Marshal goes after Danny into the woods and finds him. After telling him what he found out about the death of his mother, Danny gives himself up to the police and is taken to a hospital. There he is visited by a former accomplice, Joe, the one who helped rob the dice game in the hotel. Joe gets past the police guards, and tries to stop Danny from telling on him.

Joe tries to help Danny escape and knocks out the policeman guarding the room, when Mrs. Brown enters. She tells Danny that she and her husband want to help him, but Joe points a gun at her. Danny overpowers Joe, and Marshal and Chief come to the rescue.

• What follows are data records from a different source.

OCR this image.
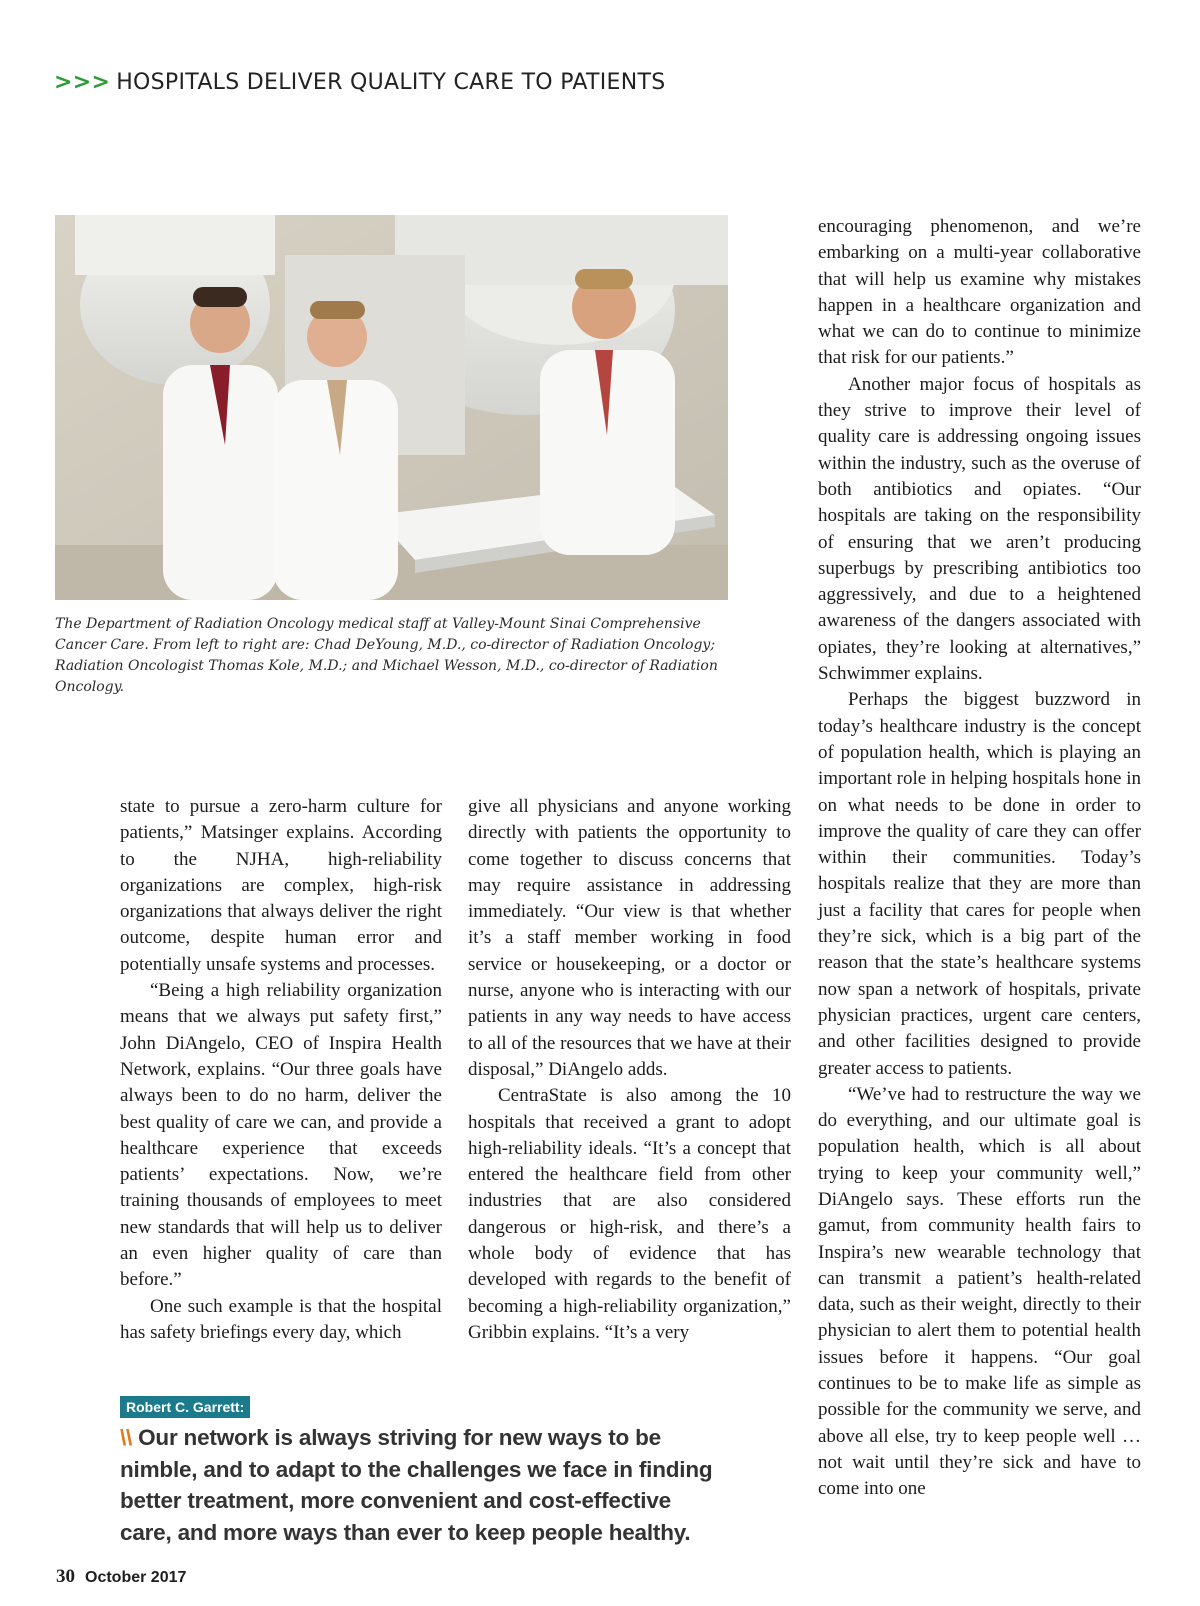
>>> HOSPITALS DELIVER QUALITY CARE TO PATIENTS
The Department of Radiation Oncology medical staff at Valley-Mount Sinai Comprehensive Cancer Care. From left to right are: Chad DeYoung, M.D., co-director of Radiation Oncology; Radiation Oncologist Thomas Kole, M.D.; and Michael Wesson, M.D., co-director of Radiation Oncology.

state to pursue a zero-harm culture for patients,” Matsinger explains. According to the NJHA, high-reliability organizations are complex, high-risk organizations that always deliver the right outcome, despite human error and potentially unsafe systems and processes.

“Being a high reliability organization means that we always put safety first,” John DiAngelo, CEO of Inspira Health Network, explains. “Our three goals have always been to do no harm, deliver the best quality of care we can, and provide a healthcare experience that exceeds patients’ expectations. Now, we’re training thousands of employees to meet new standards that will help us to deliver an even higher quality of care than before.”

One such example is that the hospital has safety briefings every day, which

give all physicians and anyone working directly with patients the opportunity to come together to discuss concerns that may require assistance in addressing immediately. “Our view is that whether it’s a staff member working in food service or housekeeping, or a doctor or nurse, anyone who is interacting with our patients in any way needs to have access to all of the resources that we have at their disposal,” DiAngelo adds.

CentraState is also among the 10 hospitals that received a grant to adopt high-reliability ideals. “It’s a concept that entered the healthcare field from other industries that are also considered dangerous or high-risk, and there’s a whole body of evidence that has developed with regards to the benefit of becoming a high-reliability organization,” Gribbin explains. “It’s a very

encouraging phenomenon, and we’re embarking on a multi-year collaborative that will help us examine why mistakes happen in a healthcare organization and what we can do to continue to minimize that risk for our patients.”

Another major focus of hospitals as they strive to improve their level of quality care is addressing ongoing issues within the industry, such as the overuse of both antibiotics and opiates. “Our hospitals are taking on the responsibility of ensuring that we aren’t producing superbugs by prescribing antibiotics too aggressively, and due to a heightened awareness of the dangers associated with opiates, they’re looking at alternatives,” Schwimmer explains.

Perhaps the biggest buzzword in today’s healthcare industry is the concept of population health, which is playing an important role in helping hospitals hone in on what needs to be done in order to improve the quality of care they can offer within their communities. Today’s hospitals realize that they are more than just a facility that cares for people when they’re sick, which is a big part of the reason that the state’s healthcare systems now span a network of hospitals, private physician practices, urgent care centers, and other facilities designed to provide greater access to patients.

“We’ve had to restructure the way we do everything, and our ultimate goal is population health, which is all about trying to keep your community well,” DiAngelo says. These efforts run the gamut, from community health fairs to Inspira’s new wearable technology that can transmit a patient’s health-related data, such as their weight, directly to their physician to alert them to potential health issues before it happens. “Our goal continues to be to make life as simple as possible for the community we serve, and above all else, try to keep people well … not wait until they’re sick and have to come into one

Robert C. Garrett:
\\ Our network is always striving for new ways to be nimble, and to adapt to the challenges we face in finding better treatment, more convenient and cost-effective care, and more ways than ever to keep people healthy.
30 October 2017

Back in court, Marshall stands up for Danny, and he is only sentenced to another six months at the ranch. This time Danny's attitude is changed and he comes out of there a better man, who goes on to study engineering at Texas A & M to lead a normal, good life.

==Cast==
- Audie Murphy as Danny Lester
- Lloyd Nolan as Marshall Brown
- Jane Wyatt as Mrs. Maud Brown
- James Gleason as Chief
- Stanley Clements as Bitsy Johnson
- Martha Vickers as Lila Strawn
- Rhys Williams as Arnold Strawn
- Selena Royle as Judge Florence Prentiss
- Jimmy Lydon as Ted Hendry
- Dickie Moore as Charlie
- Tommy Cook as Floyd
- William F. Leicester as Joe Shields (as William Lester)
- Gerry Pattison as Blonde with Joe (uncredited)

==Production==
Despite having been a decorated combat veteran five years previously, Murphy convincingly played a youthful teenager in the film. He was cast at the insistence of Texas theater owners who helped finance the film. This was his third film following Beyond Glory and Texas Brooklyn and Heaven but this was his first lead.

Toward the end of the film is the appended acknowledgement from producer Paul Short, thanking Variety Clubs International, "which has 8,000 members—representing 17,000 theatres and is operating 100 charitable institutions in 43 cities and has expended twenty-two million dollars benefitting [sic] five million underprivileged children."

The ranch scenes were not filmed on the actual Variety Clubs ranch in Texas that inspired the film, but instead in Thousand Oaks, California.

==Release==
The film was released in the 43 cities with Variety Clubs.
==Reception==
Variety said Murphy as "an ingratiating personality and some latent thespic ability that should register with the younger set of filmgoers" and "With plenty of good story points to support it, Bad Boy nevertheless has some critical weaknesses that keep ‘its overall score from being 100%. Deficiencies are largely plot holes that leave some of the motivation foggy."

Short later made The Kid from Texas with Murphy.